Monday, December 06, 2021

Reviewing the Mail: Week of 12/4/21

I got some stuff from the library this week, so I might as well tell you folks about those books, right? Here's what I have on hand right now:

Asadora!, Vol. 2 by Naoki Urasawa - I've read the first volume, and written a post about it. (Nearly a month ago, in fact.) But that hasn't gone live yet: you'll see it in another ten days or so. This book has absolutely no descriptive copy about the story at all; the flaps natter on at length about Urasawa, but that's it. From a quick glance, it seems to follow immediately from the first volume, though the first chapter seems to have a completely new viewpoint character. My understanding is still that the series as a whole covers a few discrete moments in this girl's life, so there will be big time-jumps....but I think that won't be until after the end of this book at the earliest.
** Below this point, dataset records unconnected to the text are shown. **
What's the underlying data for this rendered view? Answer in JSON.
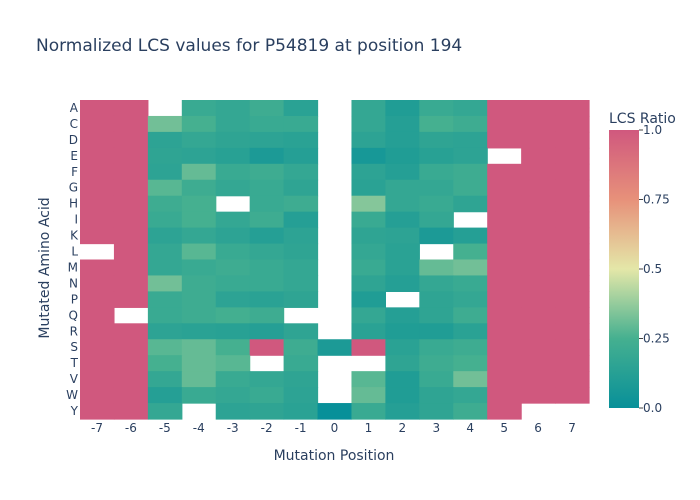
{
  "chart_data": {
    "type": "heatmap",
    "title": "Normalized LCS values for P54819 at position 194",
    "xlabel": "Mutation Position",
    "ylabel": "Mutated Amino Acid",
    "x": [
      "-7",
      "-6",
      "-5",
      "-4",
      "-3",
      "-2",
      "-1",
      "0",
      "1",
      "2",
      "3",
      "4",
      "5",
      "6",
      "7"
    ],
    "y": [
      "A",
      "C",
      "D",
      "E",
      "F",
      "G",
      "H",
      "I",
      "K",
      "L",
      "M",
      "N",
      "P",
      "Q",
      "R",
      "S",
      "T",
      "V",
      "W",
      "Y"
    ],
    "z": [
      [
        1.0,
        1.0,
        null,
        0.2,
        0.18,
        0.22,
        0.14,
        null,
        0.18,
        0.1,
        0.2,
        0.18,
        1.0,
        1.0,
        1.0
      ],
      [
        1.0,
        1.0,
        0.32,
        0.25,
        0.18,
        0.2,
        0.2,
        null,
        0.18,
        0.12,
        0.25,
        0.22,
        1.0,
        1.0,
        1.0
      ],
      [
        1.0,
        1.0,
        0.15,
        0.18,
        0.16,
        0.15,
        0.14,
        null,
        0.15,
        0.12,
        0.16,
        0.15,
        1.0,
        1.0,
        1.0
      ],
      [
        1.0,
        1.0,
        0.16,
        0.15,
        0.13,
        0.08,
        0.12,
        null,
        0.06,
        0.1,
        0.13,
        0.15,
        null,
        1.0,
        1.0
      ],
      [
        1.0,
        1.0,
        0.15,
        0.3,
        0.2,
        0.22,
        0.18,
        null,
        0.15,
        0.12,
        0.2,
        0.22,
        1.0,
        1.0,
        1.0
      ],
      [
        1.0,
        1.0,
        0.28,
        0.22,
        0.18,
        0.2,
        0.16,
        null,
        0.14,
        0.18,
        0.18,
        0.22,
        1.0,
        1.0,
        1.0
      ],
      [
        1.0,
        1.0,
        0.22,
        0.25,
        null,
        0.2,
        0.22,
        null,
        0.35,
        0.18,
        0.2,
        0.16,
        1.0,
        1.0,
        1.0
      ],
      [
        1.0,
        1.0,
        0.2,
        0.25,
        0.18,
        0.22,
        0.12,
        null,
        0.2,
        0.12,
        0.18,
        null,
        1.0,
        1.0,
        1.0
      ],
      [
        1.0,
        1.0,
        0.15,
        0.18,
        0.15,
        0.12,
        0.15,
        null,
        0.16,
        0.15,
        0.08,
        0.12,
        1.0,
        1.0,
        1.0
      ],
      [
        null,
        1.0,
        0.18,
        0.28,
        0.2,
        0.18,
        0.16,
        null,
        0.18,
        0.14,
        null,
        0.25,
        1.0,
        1.0,
        1.0
      ],
      [
        1.0,
        1.0,
        0.18,
        0.2,
        0.22,
        0.2,
        0.18,
        null,
        0.2,
        0.14,
        0.3,
        0.32,
        1.0,
        1.0,
        1.0
      ],
      [
        1.0,
        1.0,
        0.32,
        0.22,
        0.2,
        0.2,
        0.18,
        null,
        0.16,
        0.12,
        0.18,
        0.2,
        1.0,
        1.0,
        1.0
      ],
      [
        1.0,
        1.0,
        0.2,
        0.22,
        0.15,
        0.14,
        0.16,
        null,
        0.1,
        null,
        0.16,
        0.18,
        1.0,
        1.0,
        1.0
      ],
      [
        1.0,
        null,
        0.2,
        0.22,
        0.24,
        0.22,
        null,
        null,
        0.18,
        0.12,
        0.16,
        0.22,
        1.0,
        1.0,
        1.0
      ],
      [
        1.0,
        1.0,
        0.15,
        0.14,
        0.13,
        0.12,
        0.16,
        null,
        0.14,
        0.1,
        0.1,
        0.14,
        1.0,
        1.0,
        1.0
      ],
      [
        1.0,
        1.0,
        0.28,
        0.3,
        0.25,
        1.0,
        0.22,
        0.08,
        1.0,
        0.14,
        0.2,
        0.22,
        1.0,
        1.0,
        1.0
      ],
      [
        1.0,
        1.0,
        0.25,
        0.3,
        0.28,
        null,
        0.2,
        null,
        null,
        0.16,
        0.22,
        0.25,
        1.0,
        1.0,
        1.0
      ],
      [
        1.0,
        1.0,
        0.18,
        0.3,
        0.2,
        0.18,
        0.16,
        null,
        0.28,
        0.1,
        0.2,
        0.32,
        1.0,
        1.0,
        1.0
      ],
      [
        1.0,
        1.0,
        0.12,
        0.2,
        0.18,
        0.2,
        0.15,
        null,
        0.3,
        0.1,
        0.16,
        0.18,
        1.0,
        1.0,
        1.0
      ],
      [
        1.0,
        1.0,
        0.18,
        null,
        0.15,
        0.16,
        0.14,
        0.0,
        0.2,
        0.12,
        0.16,
        0.22,
        1.0,
        null,
        null
      ]
    ],
    "zlim": [
      0,
      1
    ],
    "colorscale": [
      [
        0.0,
        "#089099"
      ],
      [
        0.25,
        "#45b090"
      ],
      [
        0.5,
        "#e4e7a8"
      ],
      [
        0.75,
        "#e7917a"
      ],
      [
        1.0,
        "#d0587e"
      ]
    ],
    "colorbar": {
      "title": "LCS Ratio",
      "ticks": [
        0,
        0.25,
        0.5,
        0.75,
        1
      ],
      "ticklabels": [
        "0.0",
        "0.25",
        "0.5",
        "0.75",
        "1.0"
      ]
    },
    "grid": false
  }
}
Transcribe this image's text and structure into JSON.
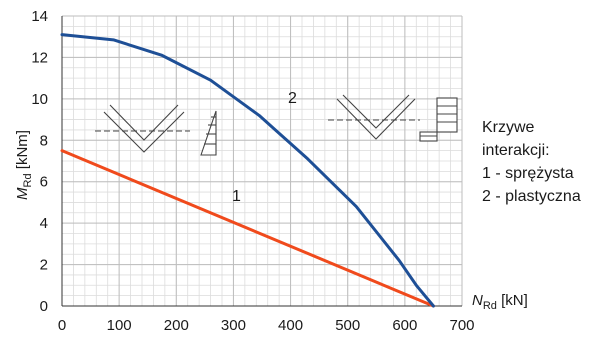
{
  "chart_data": {
    "type": "line",
    "xlabel": "N",
    "xlabel_sub": "Rd",
    "xlabel_unit": " [kN]",
    "ylabel": "M",
    "ylabel_sub": "Rd",
    "ylabel_unit": " [kNm]",
    "xlim": [
      0,
      700
    ],
    "ylim": [
      0,
      14
    ],
    "x_ticks": [
      "0",
      "100",
      "200",
      "300",
      "400",
      "500",
      "600",
      "700"
    ],
    "y_ticks": [
      "0",
      "2",
      "4",
      "6",
      "8",
      "10",
      "12",
      "14"
    ],
    "grid": true,
    "series": [
      {
        "name": "1",
        "color": "#f04a1c",
        "x": [
          0,
          650
        ],
        "y": [
          7.5,
          0
        ]
      },
      {
        "name": "2",
        "color": "#1e4f96",
        "x": [
          0,
          90,
          175,
          260,
          345,
          430,
          515,
          590,
          620,
          650
        ],
        "y": [
          13.1,
          12.85,
          12.1,
          10.9,
          9.2,
          7.1,
          4.8,
          2.2,
          1.0,
          0
        ]
      }
    ]
  },
  "legend": {
    "lines": [
      "Krzywe",
      "interakcji:",
      "1 - sprężysta",
      "2 - plastyczna"
    ]
  }
}
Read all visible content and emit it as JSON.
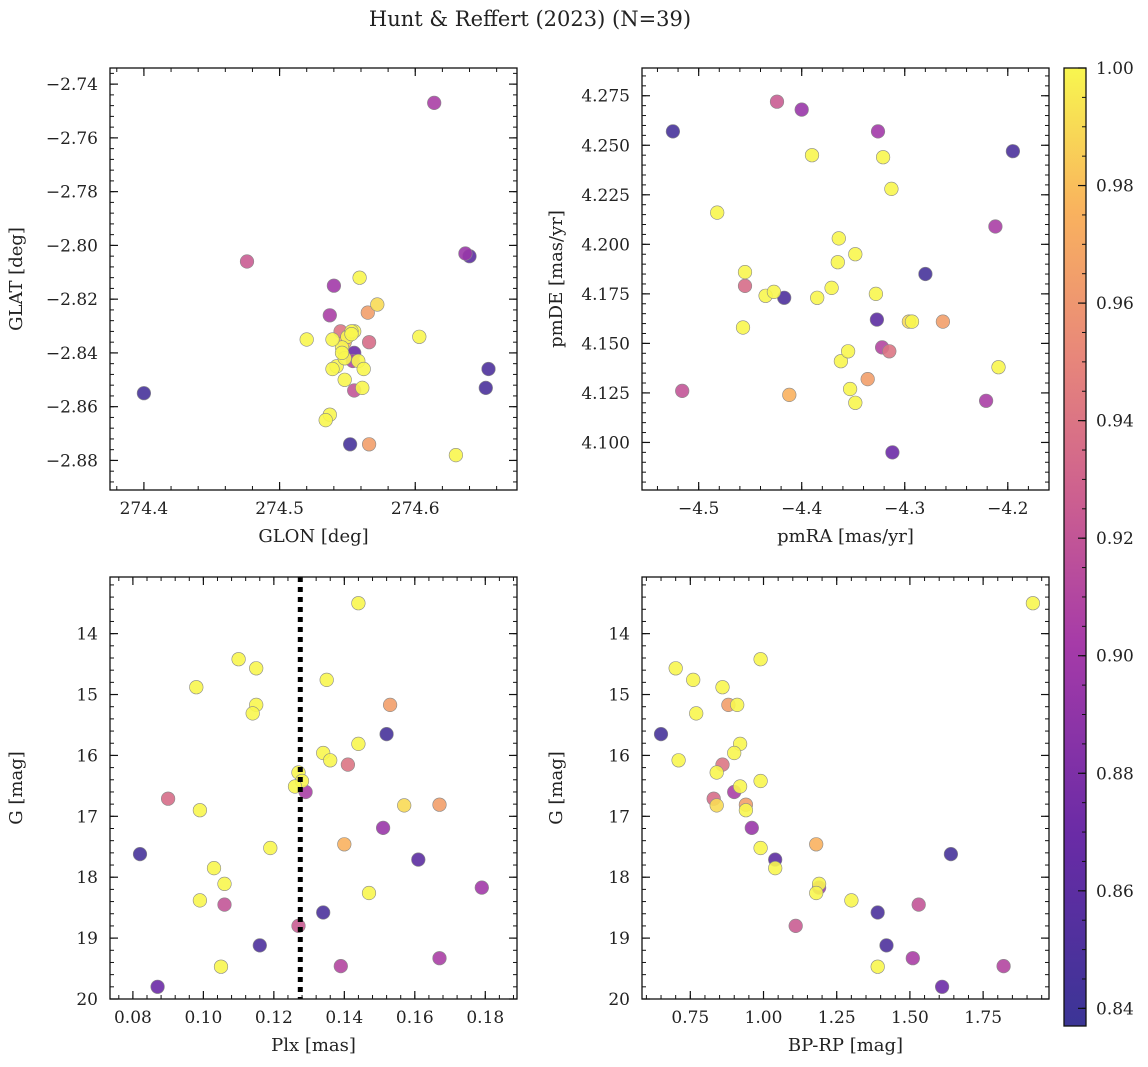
{
  "chart_data": {
    "title": "Hunt & Reffert (2023) (N=39)",
    "type": "scatter",
    "colormap": "plasma",
    "colorbar": {
      "label": "",
      "range": [
        0.837,
        1.0
      ],
      "ticks": [
        0.84,
        0.86,
        0.88,
        0.9,
        0.92,
        0.94,
        0.96,
        0.98,
        1.0
      ],
      "tick_labels": [
        "0.84",
        "0.86",
        "0.88",
        "0.90",
        "0.92",
        "0.94",
        "0.96",
        "0.98",
        "1.00"
      ]
    },
    "panels": [
      {
        "id": "glon-glat",
        "xlabel": "GLON [deg]",
        "ylabel": "GLAT [deg]",
        "xlim": [
          274.375,
          274.675
        ],
        "ylim": [
          -2.891,
          -2.734
        ],
        "y_inverted": false,
        "xticks": [
          274.4,
          274.5,
          274.6
        ],
        "xtick_labels": [
          "274.4",
          "274.5",
          "274.6"
        ],
        "yticks": [
          -2.74,
          -2.76,
          -2.78,
          -2.8,
          -2.82,
          -2.84,
          -2.86,
          -2.88
        ],
        "ytick_labels": [
          "−2.74",
          "−2.76",
          "−2.78",
          "−2.80",
          "−2.82",
          "−2.84",
          "−2.86",
          "−2.88"
        ]
      },
      {
        "id": "pm",
        "xlabel": "pmRA [mas/yr]",
        "ylabel": "pmDE [mas/yr]",
        "xlim": [
          -4.555,
          -4.16
        ],
        "ylim": [
          4.076,
          4.289
        ],
        "y_inverted": false,
        "xticks": [
          -4.5,
          -4.4,
          -4.3,
          -4.2
        ],
        "xtick_labels": [
          "−4.5",
          "−4.4",
          "−4.3",
          "−4.2"
        ],
        "yticks": [
          4.1,
          4.125,
          4.15,
          4.175,
          4.2,
          4.225,
          4.25,
          4.275
        ],
        "ytick_labels": [
          "4.100",
          "4.125",
          "4.150",
          "4.175",
          "4.200",
          "4.225",
          "4.250",
          "4.275"
        ]
      },
      {
        "id": "plx-g",
        "xlabel": "Plx [mas]",
        "ylabel": "G [mag]",
        "xlim": [
          0.0735,
          0.189
        ],
        "ylim": [
          13.07,
          20.0
        ],
        "y_inverted": true,
        "xticks": [
          0.08,
          0.1,
          0.12,
          0.14,
          0.16,
          0.18
        ],
        "xtick_labels": [
          "0.08",
          "0.10",
          "0.12",
          "0.14",
          "0.16",
          "0.18"
        ],
        "yticks": [
          14,
          15,
          16,
          17,
          18,
          19,
          20
        ],
        "ytick_labels": [
          "14",
          "15",
          "16",
          "17",
          "18",
          "19",
          "20"
        ],
        "vline": {
          "x": 0.1275,
          "style": "dotted"
        }
      },
      {
        "id": "cmd",
        "xlabel": "BP-RP [mag]",
        "ylabel": "G [mag]",
        "xlim": [
          0.585,
          1.975
        ],
        "ylim": [
          13.07,
          20.0
        ],
        "y_inverted": true,
        "xticks": [
          0.75,
          1.0,
          1.25,
          1.5,
          1.75
        ],
        "xtick_labels": [
          "0.75",
          "1.00",
          "1.25",
          "1.50",
          "1.75"
        ],
        "yticks": [
          14,
          15,
          16,
          17,
          18,
          19,
          20
        ],
        "ytick_labels": [
          "14",
          "15",
          "16",
          "17",
          "18",
          "19",
          "20"
        ]
      }
    ],
    "series": [
      {
        "name": "stars",
        "points": [
          {
            "glon": 274.4,
            "glat": -2.855,
            "pmra": -4.525,
            "pmde": 4.257,
            "plx": 0.082,
            "g": 17.62,
            "bprp": 1.64,
            "prob": 0.845
          },
          {
            "glon": 274.552,
            "glat": -2.874,
            "pmra": -4.28,
            "pmde": 4.185,
            "plx": 0.152,
            "g": 15.65,
            "bprp": 0.65,
            "prob": 0.845
          },
          {
            "glon": 274.652,
            "glat": -2.853,
            "pmra": -4.195,
            "pmde": 4.247,
            "plx": 0.134,
            "g": 18.58,
            "bprp": 1.39,
            "prob": 0.848
          },
          {
            "glon": 274.654,
            "glat": -2.846,
            "pmra": -4.417,
            "pmde": 4.173,
            "plx": 0.116,
            "g": 19.12,
            "bprp": 1.42,
            "prob": 0.85
          },
          {
            "glon": 274.64,
            "glat": -2.804,
            "pmra": -4.327,
            "pmde": 4.162,
            "plx": 0.161,
            "g": 17.71,
            "bprp": 1.04,
            "prob": 0.86
          },
          {
            "glon": 274.555,
            "glat": -2.84,
            "pmra": -4.312,
            "pmde": 4.095,
            "plx": 0.087,
            "g": 19.8,
            "bprp": 1.61,
            "prob": 0.87
          },
          {
            "glon": 274.637,
            "glat": -2.803,
            "pmra": -4.4,
            "pmde": 4.268,
            "plx": 0.151,
            "g": 17.19,
            "bprp": 0.96,
            "prob": 0.895
          },
          {
            "glon": 274.54,
            "glat": -2.815,
            "pmra": -4.326,
            "pmde": 4.257,
            "plx": 0.179,
            "g": 18.17,
            "bprp": 1.19,
            "prob": 0.9
          },
          {
            "glon": 274.537,
            "glat": -2.826,
            "pmra": -4.221,
            "pmde": 4.121,
            "plx": 0.129,
            "g": 16.6,
            "bprp": 0.9,
            "prob": 0.905
          },
          {
            "glon": 274.614,
            "glat": -2.747,
            "pmra": -4.212,
            "pmde": 4.209,
            "plx": 0.167,
            "g": 19.33,
            "bprp": 1.51,
            "prob": 0.905
          },
          {
            "glon": 274.554,
            "glat": -2.843,
            "pmra": -4.322,
            "pmde": 4.148,
            "plx": 0.139,
            "g": 19.46,
            "bprp": 1.82,
            "prob": 0.91
          },
          {
            "glon": 274.555,
            "glat": -2.854,
            "pmra": -4.516,
            "pmde": 4.126,
            "plx": 0.106,
            "g": 18.45,
            "bprp": 1.53,
            "prob": 0.92
          },
          {
            "glon": 274.476,
            "glat": -2.806,
            "pmra": -4.424,
            "pmde": 4.272,
            "plx": 0.127,
            "g": 18.8,
            "bprp": 1.11,
            "prob": 0.925
          },
          {
            "glon": 274.566,
            "glat": -2.836,
            "pmra": -4.455,
            "pmde": 4.179,
            "plx": 0.09,
            "g": 16.71,
            "bprp": 0.83,
            "prob": 0.935
          },
          {
            "glon": 274.545,
            "glat": -2.832,
            "pmra": -4.315,
            "pmde": 4.146,
            "plx": 0.141,
            "g": 16.15,
            "bprp": 0.86,
            "prob": 0.94
          },
          {
            "glon": 274.565,
            "glat": -2.825,
            "pmra": -4.263,
            "pmde": 4.161,
            "plx": 0.153,
            "g": 15.17,
            "bprp": 0.88,
            "prob": 0.965
          },
          {
            "glon": 274.566,
            "glat": -2.874,
            "pmra": -4.336,
            "pmde": 4.132,
            "plx": 0.167,
            "g": 16.81,
            "bprp": 0.94,
            "prob": 0.965
          },
          {
            "glon": 274.548,
            "glat": -2.836,
            "pmra": -4.412,
            "pmde": 4.124,
            "plx": 0.14,
            "g": 17.46,
            "bprp": 1.18,
            "prob": 0.975
          },
          {
            "glon": 274.572,
            "glat": -2.822,
            "pmra": -4.296,
            "pmde": 4.161,
            "plx": 0.157,
            "g": 16.82,
            "bprp": 0.84,
            "prob": 0.99
          },
          {
            "glon": 274.559,
            "glat": -2.812,
            "pmra": -4.455,
            "pmde": 4.186,
            "plx": 0.144,
            "g": 13.5,
            "bprp": 1.92,
            "prob": 1.0
          },
          {
            "glon": 274.52,
            "glat": -2.835,
            "pmra": -4.482,
            "pmde": 4.216,
            "plx": 0.11,
            "g": 14.42,
            "bprp": 0.99,
            "prob": 1.0
          },
          {
            "glon": 274.603,
            "glat": -2.834,
            "pmra": -4.39,
            "pmde": 4.245,
            "plx": 0.115,
            "g": 14.57,
            "bprp": 0.7,
            "prob": 1.0
          },
          {
            "glon": 274.555,
            "glat": -2.832,
            "pmra": -4.321,
            "pmde": 4.244,
            "plx": 0.135,
            "g": 14.76,
            "bprp": 0.76,
            "prob": 1.0
          },
          {
            "glon": 274.55,
            "glat": -2.834,
            "pmra": -4.313,
            "pmde": 4.228,
            "plx": 0.098,
            "g": 14.88,
            "bprp": 0.86,
            "prob": 1.0
          },
          {
            "glon": 274.546,
            "glat": -2.838,
            "pmra": -4.364,
            "pmde": 4.203,
            "plx": 0.115,
            "g": 15.17,
            "bprp": 0.91,
            "prob": 1.0
          },
          {
            "glon": 274.542,
            "glat": -2.845,
            "pmra": -4.348,
            "pmde": 4.195,
            "plx": 0.114,
            "g": 15.31,
            "bprp": 0.77,
            "prob": 1.0
          },
          {
            "glon": 274.548,
            "glat": -2.85,
            "pmra": -4.365,
            "pmde": 4.191,
            "plx": 0.144,
            "g": 15.81,
            "bprp": 0.92,
            "prob": 1.0
          },
          {
            "glon": 274.553,
            "glat": -2.832,
            "pmra": -4.371,
            "pmde": 4.178,
            "plx": 0.134,
            "g": 15.96,
            "bprp": 0.9,
            "prob": 1.0
          },
          {
            "glon": 274.558,
            "glat": -2.843,
            "pmra": -4.385,
            "pmde": 4.173,
            "plx": 0.136,
            "g": 16.08,
            "bprp": 0.71,
            "prob": 1.0
          },
          {
            "glon": 274.562,
            "glat": -2.846,
            "pmra": -4.435,
            "pmde": 4.174,
            "plx": 0.127,
            "g": 16.28,
            "bprp": 0.84,
            "prob": 1.0
          },
          {
            "glon": 274.539,
            "glat": -2.846,
            "pmra": -4.427,
            "pmde": 4.176,
            "plx": 0.128,
            "g": 16.42,
            "bprp": 0.99,
            "prob": 1.0
          },
          {
            "glon": 274.548,
            "glat": -2.842,
            "pmra": -4.328,
            "pmde": 4.175,
            "plx": 0.126,
            "g": 16.51,
            "bprp": 0.92,
            "prob": 1.0
          },
          {
            "glon": 274.561,
            "glat": -2.853,
            "pmra": -4.457,
            "pmde": 4.158,
            "plx": 0.099,
            "g": 16.9,
            "bprp": 0.94,
            "prob": 1.0
          },
          {
            "glon": 274.537,
            "glat": -2.863,
            "pmra": -4.293,
            "pmde": 4.161,
            "plx": 0.119,
            "g": 17.52,
            "bprp": 0.99,
            "prob": 1.0
          },
          {
            "glon": 274.534,
            "glat": -2.865,
            "pmra": -4.362,
            "pmde": 4.141,
            "plx": 0.103,
            "g": 17.85,
            "bprp": 1.04,
            "prob": 1.0
          },
          {
            "glon": 274.63,
            "glat": -2.878,
            "pmra": -4.355,
            "pmde": 4.146,
            "plx": 0.106,
            "g": 18.11,
            "bprp": 1.19,
            "prob": 1.0
          },
          {
            "glon": 274.539,
            "glat": -2.835,
            "pmra": -4.209,
            "pmde": 4.138,
            "plx": 0.147,
            "g": 18.26,
            "bprp": 1.18,
            "prob": 1.0
          },
          {
            "glon": 274.546,
            "glat": -2.84,
            "pmra": -4.353,
            "pmde": 4.127,
            "plx": 0.099,
            "g": 18.38,
            "bprp": 1.3,
            "prob": 1.0
          },
          {
            "glon": 274.553,
            "glat": -2.833,
            "pmra": -4.348,
            "pmde": 4.12,
            "plx": 0.105,
            "g": 19.47,
            "bprp": 1.39,
            "prob": 1.0
          }
        ]
      }
    ]
  }
}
Black Hammer: The Quantum Age by Jeff Lemire and Wilfredo Torres - But, Andy! you say: I'm pretty sure you haven't really liked any of the Black Hammer books you've read so far. Why are you keeping on with the series?

Well, it's a good question. The library has the books, they're in a specific order, and I don't hate them, I suppose: the series annoys me in ways that make me think about modern superhero comics, and has the bonus of doing that without having to read or buy anything owned by a giant multinational corporation. So I'm not anticipating exactly a hate-read: I try to be emotionally healthier than that. But there will be elements to hate, I'm pretty sure.

This also is the "Marvel 2099" of the series, which promises even more opportunities for me to dunk on silly concepts, so...how could I resist?

The Adventures of Tintin, Reporter for "Le Petit Vingeieme," in the Land of the Soviets by Herge - It's the first book in the boys-adventure series, and I've read all of the non-suppressed books at this point. This one is much longer, at nearly 150 pages. The art is much simpler - I might say "cruder," but I think a lot of the difference is that this book was drawn to reproduce in a newspaper. And I'm given to understand that it's much more right-wing propaganda than the later books, which I'm interested in examining. But there also seem to be lots of pages of our boy reporter running around, in grave danger, pursued by various nefarious personages. So I'm interested to see how this is different from the mature Tintin books, and just how lousy it actually is.

(The second Tintin book, Tintin in the Congo, is the racist one: it seems to be basically unavailable in any form right now.)